We report the findings in 53 biopsies from 45 patients with porphyria cutanea tarda (PCT). Red autofluorescence and birefringent acicular cytoplasmic inclusions were constant findings in all untreated cases. Autofluorescence occurs in other hepatic porphyrias, but acicular inclusions appear to be specific for PCT; we have seen them in subclinical porphyria and before development of cutaneous symptoms. They are probably uroporphyrins and they trend to disappear during rinsing by water during most staining procedures. We recommend unstained paraffin sections for their demonstration. Liver damage in PCT has features distinct from other liver diseases, including alcoholic liver disease. These include constant but mild periportal siderosis, focal lipofuscin deposition, focal lobular hepatocyte necrosis associated with groups of pigment-laden macrophages, focal steatosis, marked hepatocyte hyperplasia and the presence of periductal lymphocyte aggregates. The latter have not been previously described in PCT and were present in 43% of our cases.

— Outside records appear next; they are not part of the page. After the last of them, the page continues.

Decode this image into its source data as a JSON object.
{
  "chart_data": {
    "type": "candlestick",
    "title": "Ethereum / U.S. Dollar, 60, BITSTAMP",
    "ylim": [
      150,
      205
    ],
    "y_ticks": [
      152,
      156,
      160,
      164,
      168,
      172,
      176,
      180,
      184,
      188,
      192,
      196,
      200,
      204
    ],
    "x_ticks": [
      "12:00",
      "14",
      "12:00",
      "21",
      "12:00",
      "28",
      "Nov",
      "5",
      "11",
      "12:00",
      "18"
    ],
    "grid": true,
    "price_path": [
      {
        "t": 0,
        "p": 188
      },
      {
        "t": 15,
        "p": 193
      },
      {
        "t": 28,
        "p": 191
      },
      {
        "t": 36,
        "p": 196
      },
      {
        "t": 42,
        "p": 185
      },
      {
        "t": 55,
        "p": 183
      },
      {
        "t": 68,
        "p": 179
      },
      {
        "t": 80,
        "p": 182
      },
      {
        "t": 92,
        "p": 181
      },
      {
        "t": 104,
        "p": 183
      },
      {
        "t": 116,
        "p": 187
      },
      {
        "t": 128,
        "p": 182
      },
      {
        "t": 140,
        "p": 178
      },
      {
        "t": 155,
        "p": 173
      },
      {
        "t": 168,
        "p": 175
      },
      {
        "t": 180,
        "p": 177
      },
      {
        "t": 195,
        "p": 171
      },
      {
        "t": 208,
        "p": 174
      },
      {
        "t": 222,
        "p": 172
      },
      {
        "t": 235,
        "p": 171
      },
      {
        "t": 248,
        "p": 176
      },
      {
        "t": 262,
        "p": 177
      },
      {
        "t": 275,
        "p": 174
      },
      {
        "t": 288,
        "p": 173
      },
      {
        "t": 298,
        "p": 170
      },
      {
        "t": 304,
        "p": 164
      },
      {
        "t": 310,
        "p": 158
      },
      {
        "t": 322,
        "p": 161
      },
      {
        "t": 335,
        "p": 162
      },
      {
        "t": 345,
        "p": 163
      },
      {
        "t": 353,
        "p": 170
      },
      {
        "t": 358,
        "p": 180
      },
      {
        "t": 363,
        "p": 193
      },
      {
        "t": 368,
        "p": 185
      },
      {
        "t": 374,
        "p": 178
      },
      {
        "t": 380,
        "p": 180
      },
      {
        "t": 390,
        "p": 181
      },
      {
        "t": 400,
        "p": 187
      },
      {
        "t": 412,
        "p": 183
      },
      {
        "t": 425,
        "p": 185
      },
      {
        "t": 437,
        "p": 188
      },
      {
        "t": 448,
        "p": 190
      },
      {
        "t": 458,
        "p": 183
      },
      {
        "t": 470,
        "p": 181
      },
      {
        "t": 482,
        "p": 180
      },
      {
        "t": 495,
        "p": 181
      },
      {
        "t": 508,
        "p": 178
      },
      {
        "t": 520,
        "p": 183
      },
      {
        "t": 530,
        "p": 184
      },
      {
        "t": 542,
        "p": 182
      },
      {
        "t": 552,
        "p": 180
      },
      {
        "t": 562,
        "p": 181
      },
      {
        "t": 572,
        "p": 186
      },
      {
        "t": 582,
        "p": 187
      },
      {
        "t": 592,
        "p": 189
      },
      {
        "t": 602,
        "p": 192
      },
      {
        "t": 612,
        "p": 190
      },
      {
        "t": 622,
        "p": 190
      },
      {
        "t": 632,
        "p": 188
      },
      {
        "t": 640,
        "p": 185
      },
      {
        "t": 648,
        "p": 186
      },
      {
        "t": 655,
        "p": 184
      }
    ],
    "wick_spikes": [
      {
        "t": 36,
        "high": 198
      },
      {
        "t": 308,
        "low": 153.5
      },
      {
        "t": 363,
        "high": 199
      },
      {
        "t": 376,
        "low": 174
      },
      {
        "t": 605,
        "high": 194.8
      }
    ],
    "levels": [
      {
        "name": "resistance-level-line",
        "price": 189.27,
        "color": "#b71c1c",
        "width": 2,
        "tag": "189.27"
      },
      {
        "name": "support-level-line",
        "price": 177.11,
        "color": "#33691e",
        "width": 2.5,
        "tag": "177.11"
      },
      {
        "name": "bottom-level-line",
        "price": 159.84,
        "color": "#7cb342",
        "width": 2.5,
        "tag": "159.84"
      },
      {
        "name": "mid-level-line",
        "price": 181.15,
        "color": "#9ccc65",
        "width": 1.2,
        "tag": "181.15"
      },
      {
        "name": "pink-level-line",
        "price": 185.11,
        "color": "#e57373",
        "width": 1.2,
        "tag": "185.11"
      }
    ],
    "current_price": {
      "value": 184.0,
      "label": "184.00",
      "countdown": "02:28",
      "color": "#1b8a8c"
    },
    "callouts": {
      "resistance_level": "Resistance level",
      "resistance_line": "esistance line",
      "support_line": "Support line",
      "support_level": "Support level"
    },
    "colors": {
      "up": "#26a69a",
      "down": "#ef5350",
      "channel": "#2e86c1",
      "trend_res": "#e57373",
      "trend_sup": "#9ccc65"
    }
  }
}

There is a direct relationship between increasing age and progressive distortion of liver architecture, with fibrosis present at a mean age of 48 years, cirrhosis at 57 and hepatocellular carcinoma at 66. The characteristic liver histology and the natural history of PCT are against this being the result of any non-specific liver damage and favour instead a specific liver disease whose pathogenesis may be mainly the result of the metabolic defect of PCT.